If you want to continue training from a pre-trained model and save model checkpoints every 3 epochs, you can use:

python main.py train --checkpoints_frequency 3 -ptmp path/to/pretrained/model.pth

In this example, the command will resume training from the specified pre-trained model that located at 'path/to/pretrained/model.pth' and save checkpoints every 3 epochs. Training plots will be saved in the specified plots folder.

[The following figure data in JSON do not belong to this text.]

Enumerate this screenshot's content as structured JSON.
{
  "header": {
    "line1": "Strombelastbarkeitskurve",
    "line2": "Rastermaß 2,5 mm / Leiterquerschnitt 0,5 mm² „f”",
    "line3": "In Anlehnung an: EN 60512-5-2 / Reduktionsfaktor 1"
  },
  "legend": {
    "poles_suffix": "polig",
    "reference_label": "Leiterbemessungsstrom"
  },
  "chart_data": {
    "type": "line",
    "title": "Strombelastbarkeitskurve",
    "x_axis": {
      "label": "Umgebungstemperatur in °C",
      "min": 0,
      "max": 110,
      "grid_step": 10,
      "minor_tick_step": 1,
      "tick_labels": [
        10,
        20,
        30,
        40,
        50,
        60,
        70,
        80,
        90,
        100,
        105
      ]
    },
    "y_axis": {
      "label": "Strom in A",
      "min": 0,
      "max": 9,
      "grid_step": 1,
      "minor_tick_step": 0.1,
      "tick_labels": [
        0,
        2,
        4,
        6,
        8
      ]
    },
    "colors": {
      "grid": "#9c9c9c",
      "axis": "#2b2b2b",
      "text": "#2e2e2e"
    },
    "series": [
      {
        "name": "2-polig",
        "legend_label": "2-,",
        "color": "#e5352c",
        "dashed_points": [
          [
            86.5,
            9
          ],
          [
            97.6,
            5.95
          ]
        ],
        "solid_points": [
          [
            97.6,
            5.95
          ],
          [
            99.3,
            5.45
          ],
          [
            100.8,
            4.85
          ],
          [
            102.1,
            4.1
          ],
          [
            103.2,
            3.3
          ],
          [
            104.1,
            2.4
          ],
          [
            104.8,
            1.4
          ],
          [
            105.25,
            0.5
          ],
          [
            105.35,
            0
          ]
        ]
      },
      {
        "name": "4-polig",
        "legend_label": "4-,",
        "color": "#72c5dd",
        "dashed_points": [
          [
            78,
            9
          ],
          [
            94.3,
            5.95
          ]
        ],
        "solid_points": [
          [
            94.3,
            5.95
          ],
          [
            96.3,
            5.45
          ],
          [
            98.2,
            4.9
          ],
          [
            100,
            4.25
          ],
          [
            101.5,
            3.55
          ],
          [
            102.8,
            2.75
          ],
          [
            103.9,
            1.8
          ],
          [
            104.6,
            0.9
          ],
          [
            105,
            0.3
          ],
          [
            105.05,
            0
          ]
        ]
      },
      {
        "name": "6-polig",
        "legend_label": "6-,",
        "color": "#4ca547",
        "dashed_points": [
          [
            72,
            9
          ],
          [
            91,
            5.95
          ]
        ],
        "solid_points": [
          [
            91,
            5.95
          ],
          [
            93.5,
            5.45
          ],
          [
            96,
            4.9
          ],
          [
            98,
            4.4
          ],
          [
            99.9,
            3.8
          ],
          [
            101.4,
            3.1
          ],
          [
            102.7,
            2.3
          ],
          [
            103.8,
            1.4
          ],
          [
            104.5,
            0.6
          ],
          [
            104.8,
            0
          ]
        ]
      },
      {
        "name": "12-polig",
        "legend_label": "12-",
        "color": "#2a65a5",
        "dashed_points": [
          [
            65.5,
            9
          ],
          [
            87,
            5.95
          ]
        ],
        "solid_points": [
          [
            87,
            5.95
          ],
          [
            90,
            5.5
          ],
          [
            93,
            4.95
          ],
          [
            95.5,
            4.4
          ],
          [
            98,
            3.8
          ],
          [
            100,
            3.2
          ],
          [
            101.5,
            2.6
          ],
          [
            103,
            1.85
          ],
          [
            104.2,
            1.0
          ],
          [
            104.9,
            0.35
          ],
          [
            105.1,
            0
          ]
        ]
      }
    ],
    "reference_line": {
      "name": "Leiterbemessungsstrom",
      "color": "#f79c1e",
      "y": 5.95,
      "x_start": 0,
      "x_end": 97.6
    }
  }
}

Remember to adjust the command options according to your training requirements and preferences. If you don't provide the -ptmp parameter, the command will start training from scratch using the default D-Nikud model architecture.

Acknowledgments

This script utilizes the D-Nikud model developed by Adi Rosenthal and Nadav Shaked.

License

This code is provided under the MIT License. You are free to use, modify, and distribute the code according to the terms of the license.